A Random Blog

By Peter Clark

As a young scientist I was introduced to turbulent flow in the traditional way – we consider an ‘infinite ensemble of realisations’ of a random flow, and split each realisation into the average over the ensemble and the ‘random’ fluctuations. I remember being unsatisfied by this approach. Classical physics is not random! What actually is this ‘ensemble’? Why treat the fluctuations as just random noise when any curious eye can see there is a rich structure to the flow?

Many of these questions have (at least partially) been answered by the revolution in mathematics and thinking that is chaos theory (and siblings such as ergodic theory). Perhaps the most remarkable result is that some systems in which the future state is perfectly predictable in terms of the current state (‘deterministic’), evolve to become indistinguishable from a random system. The system ‘forgets’ its initial state, in the sense that to track backwards to find it out requires increasingly accurate knowledge of the current state the further one goes back, to a degree which soon becomes beyond any kind of practicality. This is the converse of the problem of forecasting.

At the same time the computer revolution has enabled us to simulate the evolution of at least a finite sample of an ‘ensemble’ explicitly – a process in weather forecasting sampling the ‘ensemble of initial states’ pioneered with considerable success (and rigour) by ECMWF and now a standard methodology.

Ensemble techniques are now a widespread practice in expressing (often poorly defined) ‘uncertainty’.  This powerful approach has become so universal we often forget to ask the question ‘what ensemble?’ The mere use of an ensemble technique is sometimes taken to give credibility to a piece of work. Too often, arbitrary random perturbations, or worse, an arbitrary mixture of model configurations are used to express ‘uncertainty’, even though it is difficult to know exactly what the results actually mean. While all science is uncertain, perhaps unsurprisingly, some users reject ‘uncertain’ advice with the cry ‘I need to be sure!’

We can, however, return to real physical ensembles arising from the turbulent processes in the atmosphere as an example where uncertainty really matters. When we build weather and climate models, we have to approximate (‘parametrize’) small-scale aspects of the flow (which may be smaller than anything from a few km to several hundred km, depending on the model and application). We simply don’t know how to do this, and there is no reason to suppose it is even possible. However, we do know that, with some restrictions, we can accurately predict an ‘ensemble mean’ behaviour of the small-scale flow. So we use that instead.

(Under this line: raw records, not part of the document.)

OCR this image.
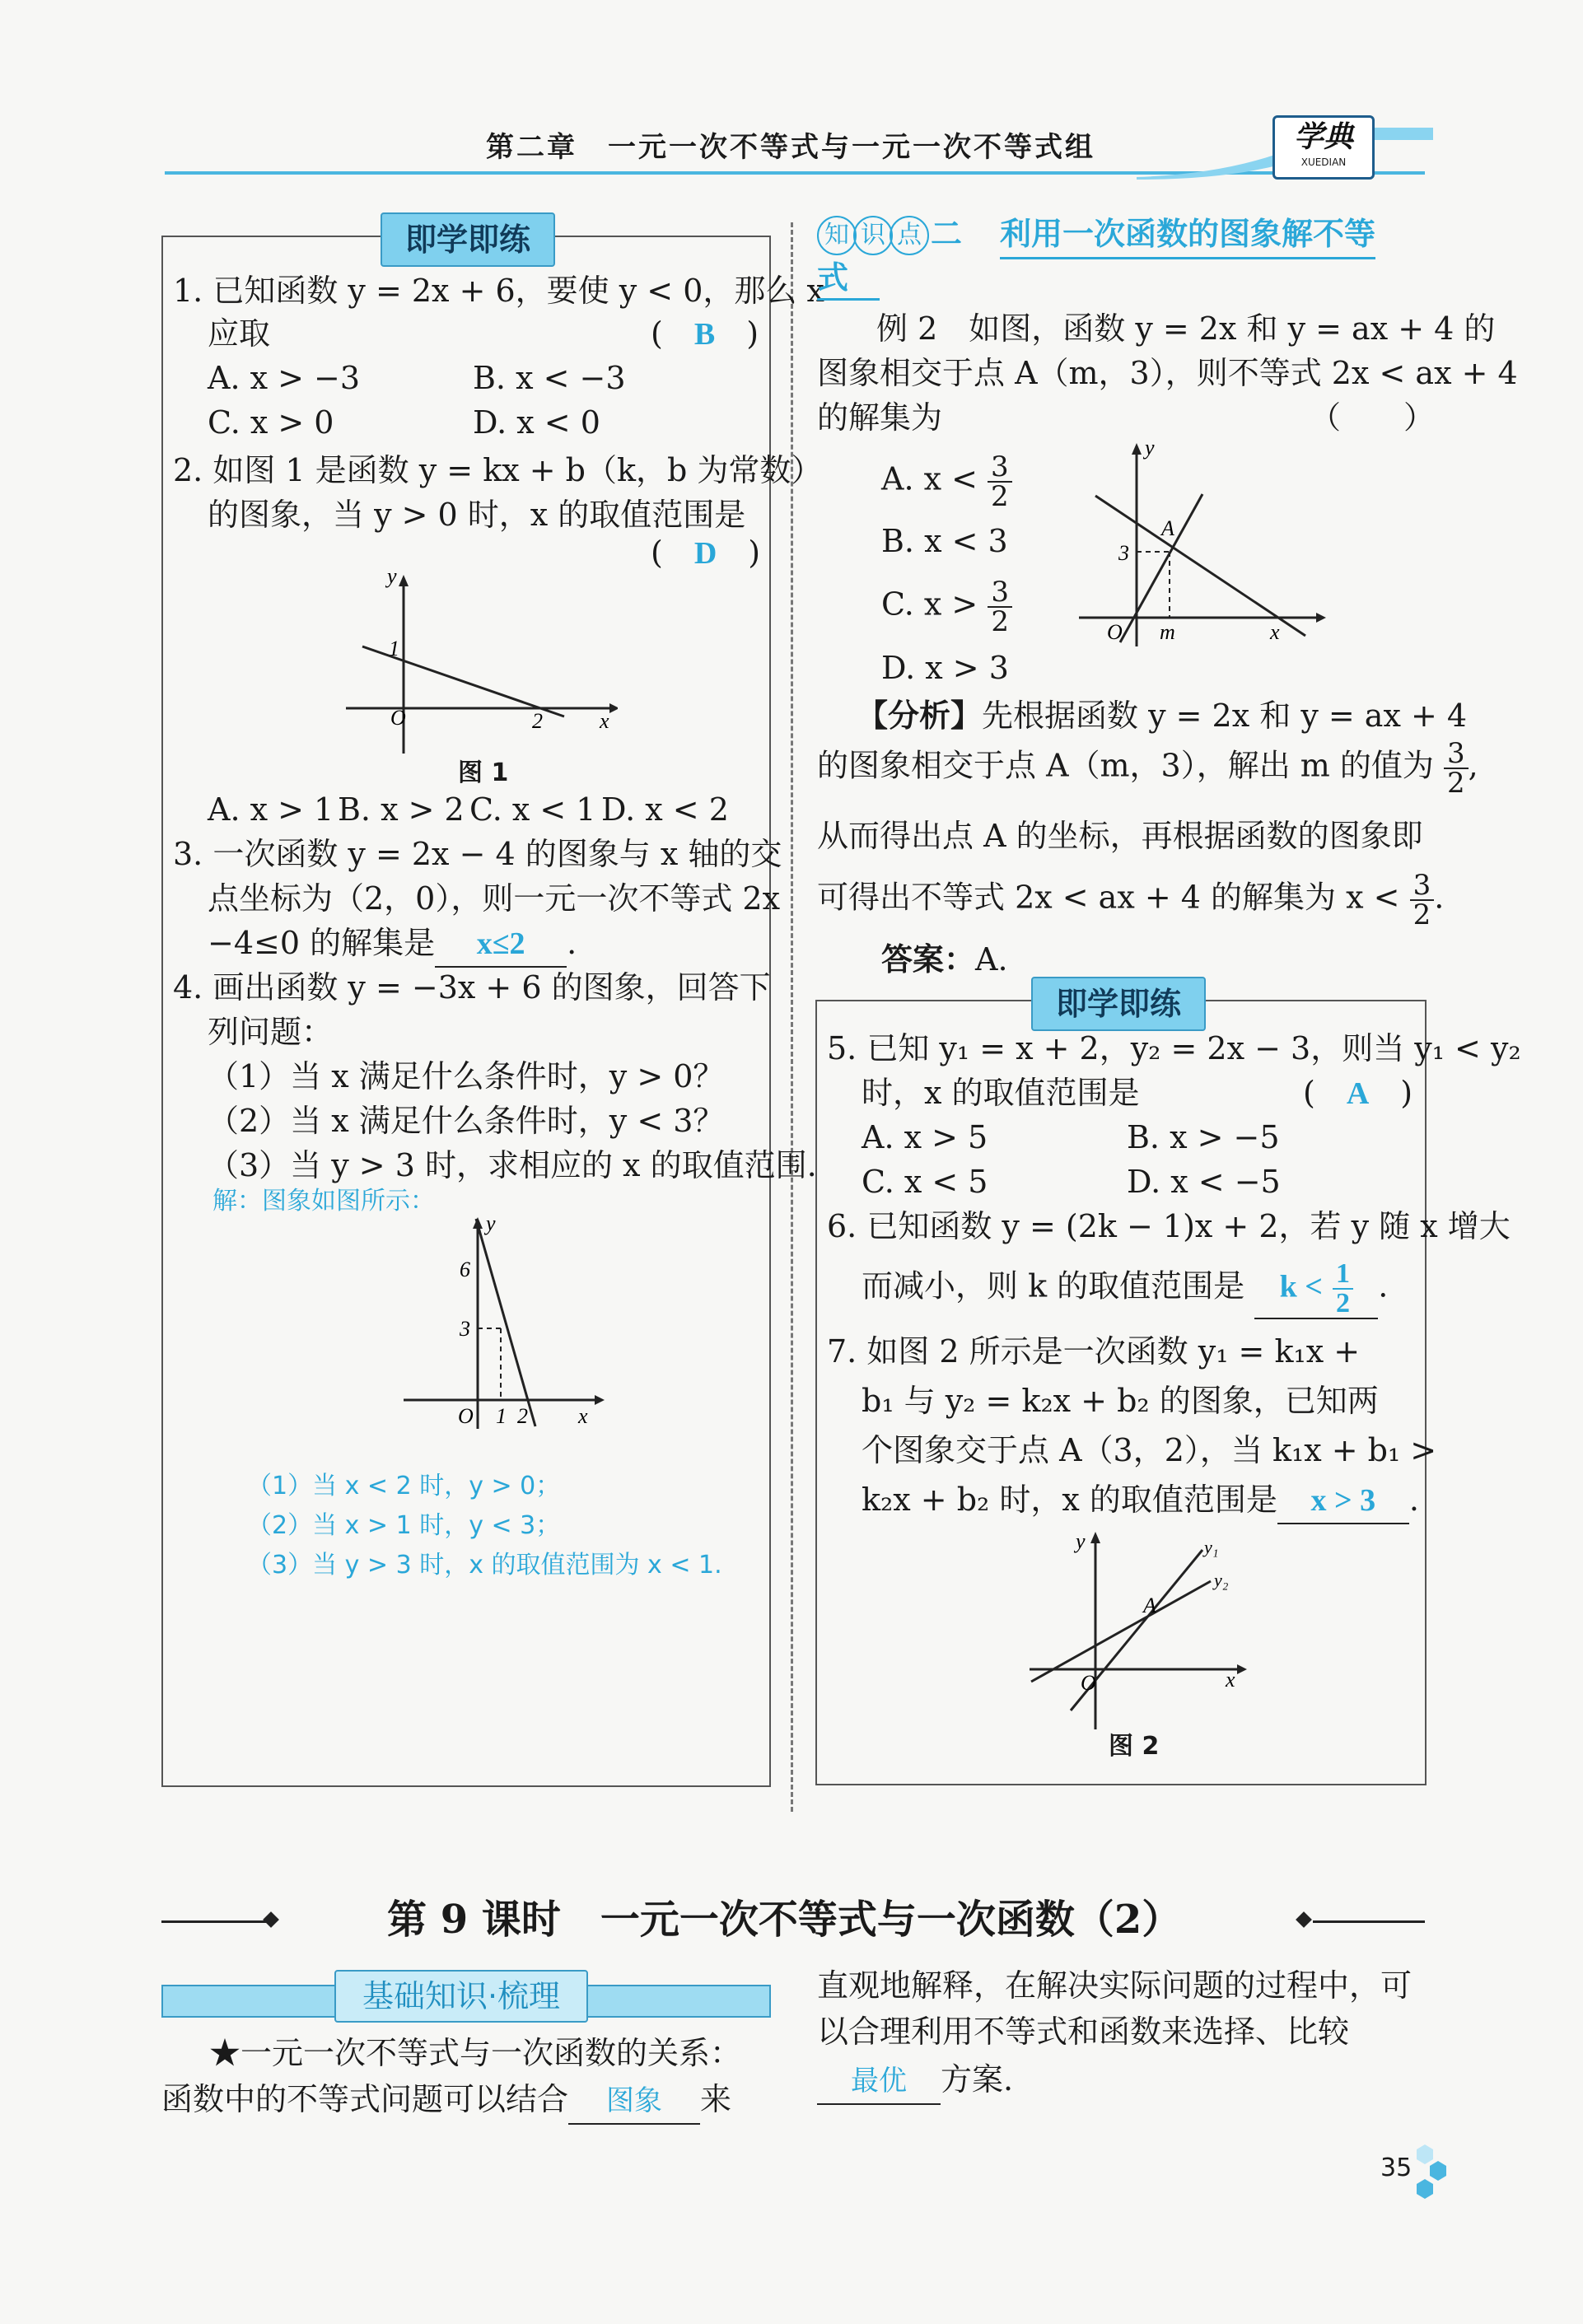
第二章　一元一次不等式与一元一次不等式组	学典
XUEDIAN
即学即练
1. 已知函数 y = 2x + 6，要使 y < 0，那么 x
应取	(　B　)
A. x > −3	B. x < −3
C. x > 0	D. x < 0
2. 如图 1 是函数 y = kx + b（k，b 为常数）
的图象，当 y > 0 时，x 的取值范围是
(　D　)
O
1
2	x
y
图 1
A. x > 1 B. x > 2 C. x < 1 D. x < 2
3. 一次函数 y = 2x − 4 的图象与 x 轴的交
点坐标为（2，0），则一元一次不等式 2x
−4≤0 的解集是 x≤2 .
4. 画出函数 y = −3x + 6 的图象，回答下
列问题：
（1）当 x 满足什么条件时，y > 0？
（2）当 x 满足什么条件时，y < 3？
（3）当 y > 3 时，求相应的 x 的取值范围.
解：图象如图所示：
6
3
O 1 2 x
y
（1）当 x < 2 时，y > 0；
（2）当 x > 1 时，y < 3；
（3）当 y > 3 时，x 的取值范围为 x < 1.
知 识 点 二 利用一次函数的图象解不等
式
例 2　如图，函数 y = 2x 和 y = ax + 4 的
图象相交于点 A（m，3），则不等式 2x < ax + 4
的解集为	（　　）
A. $x < \frac{3}{2}$
B. x < 3
C. $x > \frac{3}{2}$
D. x > 3
3
A
O m	x
y
【分析】先根据函数 y = 2x 和 y = ax + 4
的图象相交于点 A（m，3），解出 m 的值为 $\frac{3}{2}$ ,
从而得出点 A 的坐标，再根据函数的图象即
可得出不等式 2x < ax + 4 的解集为 $x < \frac{3}{2}$ .
答案：A.
即学即练
5. 已知 y₁ = x + 2，y₂ = 2x − 3，则当 y₁ < y₂
时，x 的取值范围是	(　A　)
A. x > 5	B. x > −5
C. x < 5	D. x < −5
6. 已知函数 y = (2k − 1)x + 2，若 y 随 x 增大
而减小，则 k 的取值范围是 $k < \frac{1}{2}$ .
7. 如图 2 所示是一次函数 y₁ = k₁x +
b₁ 与 y₂ = k₂x + b₂ 的图象，已知两
个图象交于点 A（3，2），当 k₁x + b₁ >
k₂x + b₂ 时，x 的取值范围是 x > 3 .
O
A
x
y	y₁
y₂
图 2
第 9 课时　一元一次不等式与一次函数（2）
基础知识·梳理
★一元一次不等式与一次函数的关系：
函数中的不等式问题可以结合 图象 来
直观地解释，在解决实际问题的过程中，可
以合理利用不等式和函数来选择、比较
最优 方案.
35
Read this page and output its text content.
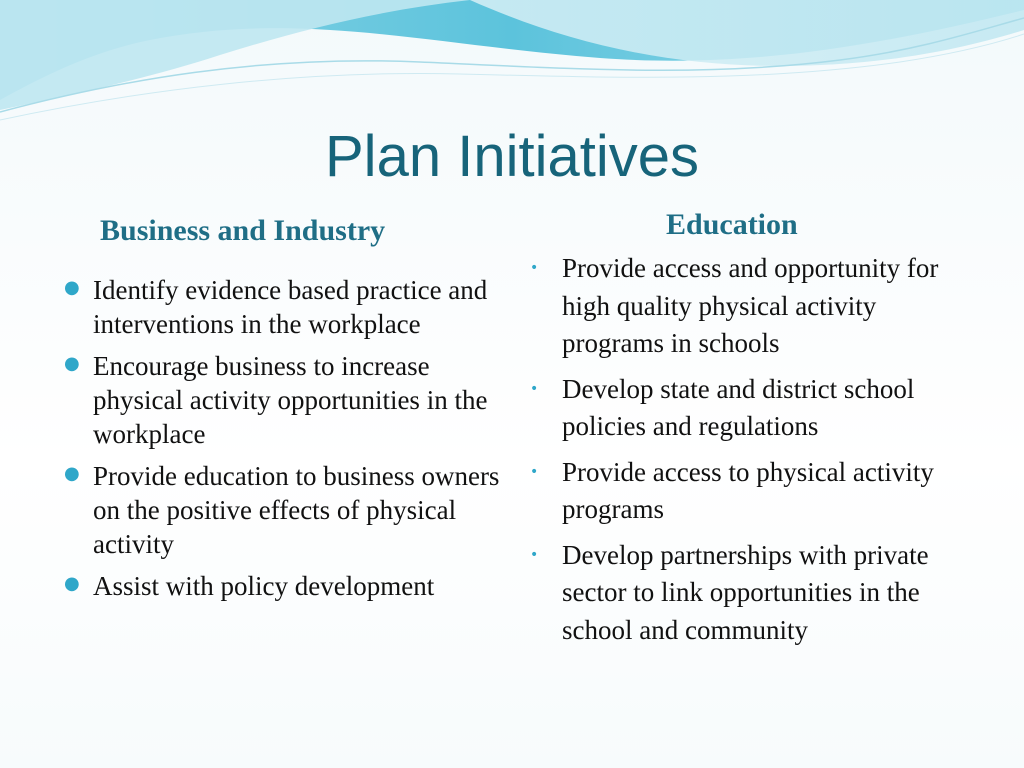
Plan Initiatives
Business and Industry	Education
● Identify evidence based practice and interventions in the workplace
● Encourage business to increase physical activity opportunities in the workplace
● Provide education to business owners on the positive effects of physical activity
● Assist with policy development
• Provide access and opportunity for high quality physical activity programs in schools
• Develop state and district school policies and regulations
• Provide access to physical activity programs
• Develop partnerships with private sector to link opportunities in the school and community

The trouble is, we don’t live in an ‘ensemble mean’ world – we live in ‘one realisation’. However, by returning to the quite rigorously defined ensemble, we can also make predictions about the variability of realisations. Figure 1 illustrates this with a very simple model of a real turbulent system. In practical weather forecast models we have shown that using physically realistic random variability can significantly improve the performance of a model (even if the ensemble system we use remains a simplification of the real world) – for example, thunderstorms may form at a more realistic time and evolve more realistically. The downside is that so-called ‘deterministic’ forecasts are an impossibility. Behaving like the real world means behaving, to a certain extent, randomly. Physical realism and not being sure go hand in hand.

Figure 1a

Figure 1a

Figure 1b

Figure 1b

Figure 1c

Figure 1c


Figure 1. Results using an ensemble of 10000 realisations of the Lorenz (1963) simple model of Rayleigh-Bénard convection
Top, Figure 1a)     Two realisations of the rate of heating at z=0.75 the height of the system. The ensemble mean must be zero.
1b)     The position of each realization in phase space – the ensemble is randomly distributed over the ‘Lorenz attractor’ – see animation 
1c)      The standard deviation of the time averaged heating rate as a function of averaging time. The red line varies as 1/averaging time.


Lorenz , E.N., 1963, Deterministic Nonperiodic Flow. Journal of the Atmospheric Sciences 20 (2): 130–141. doi:10.1175/1520-0469(1963)020<0130:DNF>2.0.CO;2.